Уж не имеет ли на меня влияния этот разрушающийся замок с его сонными лесами? Тогда я не был ни тем ни другим, не мужчиной и не женщиной. А может быть, я был и тем и другим — и спал только. Потом, в течение двадцати лет, я был мужчиной, который лишь изредка уступал свое место женщине. Но всегда я был чем-нибудь одним: или мужчиной, или женщиной. Но теперь, когда я снова поселился в замке, все как будто смешалось: я мужчина и женщина — и одновременно. Вот я сижу в высоких ботфортах, курю свою трубку и пишу в этой книге своим грубым, неизящным почерком. Я только что возвратился с утренней прогулки верхом, я травил зайцев борзыми собаками.
Я перелистываю две страницы назад — оказывается, что я вчера писал в это же время неестественным женским почерком.
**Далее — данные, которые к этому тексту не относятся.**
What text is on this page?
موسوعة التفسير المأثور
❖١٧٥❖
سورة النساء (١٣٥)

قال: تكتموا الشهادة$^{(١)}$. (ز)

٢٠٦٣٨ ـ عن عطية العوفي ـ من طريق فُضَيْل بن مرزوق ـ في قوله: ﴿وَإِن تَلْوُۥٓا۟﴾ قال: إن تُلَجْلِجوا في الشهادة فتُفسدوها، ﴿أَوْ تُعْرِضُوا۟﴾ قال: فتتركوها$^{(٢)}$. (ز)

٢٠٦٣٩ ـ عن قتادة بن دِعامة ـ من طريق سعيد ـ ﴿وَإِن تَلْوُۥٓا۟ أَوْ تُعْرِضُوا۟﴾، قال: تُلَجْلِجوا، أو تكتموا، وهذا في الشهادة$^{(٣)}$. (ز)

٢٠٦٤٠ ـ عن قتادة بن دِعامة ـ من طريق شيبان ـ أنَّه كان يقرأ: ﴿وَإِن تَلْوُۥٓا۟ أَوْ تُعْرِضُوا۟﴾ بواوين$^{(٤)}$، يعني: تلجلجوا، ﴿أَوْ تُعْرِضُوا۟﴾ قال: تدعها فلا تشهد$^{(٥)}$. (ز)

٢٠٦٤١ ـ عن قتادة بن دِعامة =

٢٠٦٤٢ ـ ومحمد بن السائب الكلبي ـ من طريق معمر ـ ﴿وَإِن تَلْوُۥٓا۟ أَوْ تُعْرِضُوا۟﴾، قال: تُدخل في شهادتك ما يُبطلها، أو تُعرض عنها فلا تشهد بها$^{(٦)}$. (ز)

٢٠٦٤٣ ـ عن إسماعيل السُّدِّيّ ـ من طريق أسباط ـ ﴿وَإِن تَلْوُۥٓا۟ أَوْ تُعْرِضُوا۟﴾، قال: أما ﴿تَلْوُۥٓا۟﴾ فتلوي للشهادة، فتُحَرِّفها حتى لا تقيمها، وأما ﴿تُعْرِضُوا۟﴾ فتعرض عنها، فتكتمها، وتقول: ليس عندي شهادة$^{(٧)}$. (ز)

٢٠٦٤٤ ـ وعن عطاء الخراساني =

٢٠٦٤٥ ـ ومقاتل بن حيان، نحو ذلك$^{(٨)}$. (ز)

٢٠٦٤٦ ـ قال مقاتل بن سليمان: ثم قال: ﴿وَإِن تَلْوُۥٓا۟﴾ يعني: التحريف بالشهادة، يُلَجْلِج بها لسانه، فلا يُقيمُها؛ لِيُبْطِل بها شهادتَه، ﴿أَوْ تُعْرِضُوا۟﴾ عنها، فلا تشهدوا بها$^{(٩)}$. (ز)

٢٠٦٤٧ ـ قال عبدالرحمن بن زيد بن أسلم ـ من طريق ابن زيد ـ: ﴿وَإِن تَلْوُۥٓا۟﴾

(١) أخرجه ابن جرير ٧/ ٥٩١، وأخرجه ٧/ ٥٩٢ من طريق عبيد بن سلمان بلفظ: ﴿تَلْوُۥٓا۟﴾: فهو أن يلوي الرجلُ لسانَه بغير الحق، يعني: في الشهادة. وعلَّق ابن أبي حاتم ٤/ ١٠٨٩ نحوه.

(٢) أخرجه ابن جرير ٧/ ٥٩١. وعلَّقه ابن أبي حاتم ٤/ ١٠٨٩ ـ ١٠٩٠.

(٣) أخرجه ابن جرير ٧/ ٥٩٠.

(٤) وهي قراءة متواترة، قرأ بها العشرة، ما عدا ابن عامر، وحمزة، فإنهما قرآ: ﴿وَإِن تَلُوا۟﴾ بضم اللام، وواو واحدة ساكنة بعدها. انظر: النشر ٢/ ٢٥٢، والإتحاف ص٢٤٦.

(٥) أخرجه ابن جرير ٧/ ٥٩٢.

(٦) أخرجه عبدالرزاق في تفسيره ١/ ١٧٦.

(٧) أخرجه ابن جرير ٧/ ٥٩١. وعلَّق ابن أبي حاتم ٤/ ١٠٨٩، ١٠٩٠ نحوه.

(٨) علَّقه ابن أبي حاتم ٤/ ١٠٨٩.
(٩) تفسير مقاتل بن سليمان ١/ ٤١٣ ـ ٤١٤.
Я сидел у окна, в женском платье, в ногах у меня лежала лютня, под аккомпанемент которой я пел. По-видимому, я музыкален, когда становлюсь женщиной, — вот тут записана песня, которую я сочинил, переложил на музыку и пел: «Грезы, дремлющие в буках».
«Грезы, дремлющие в буках!» Прямо тошно! О, Господи, Боже ты мой, до чего я ненавижу эту сентиментальную женщину! Если бы только найти хоть какое-нибудь средство, чтобы изгнать этот отвратительный, подлый солитер!
Стр. 980. Почерк барона.
Вчера вечером я был в деревне. У Кохфиша было какое-то дело к леснику, и он попросил меня заехать к Бёллингу, нашему мяснику, и лично сделать ему наконец выговор за дурное мясо, которое он нам присылал на прошлой неделе.
Я поехал к мяснику верхом, был вечер, и когда я к нему приехал, то наступили уже сумерки. Я крикнул, но никто не появился в дверях. Я крикнул еще раз, тогда в окно выглянула свинья. Наконец я сошел с лошади, отворил дверь и вошел в лавку. Там никого не было, ни одного живого существа, за исключением большой свиньи. Свинья отбежала от окна, стала за прилавком и положила передние ноги на мраморную доску. Я засмеялся, а свинья захрюкала. Чтобы рассмотреть ее хорошенько, я чиркнул спичкой и зажег газ.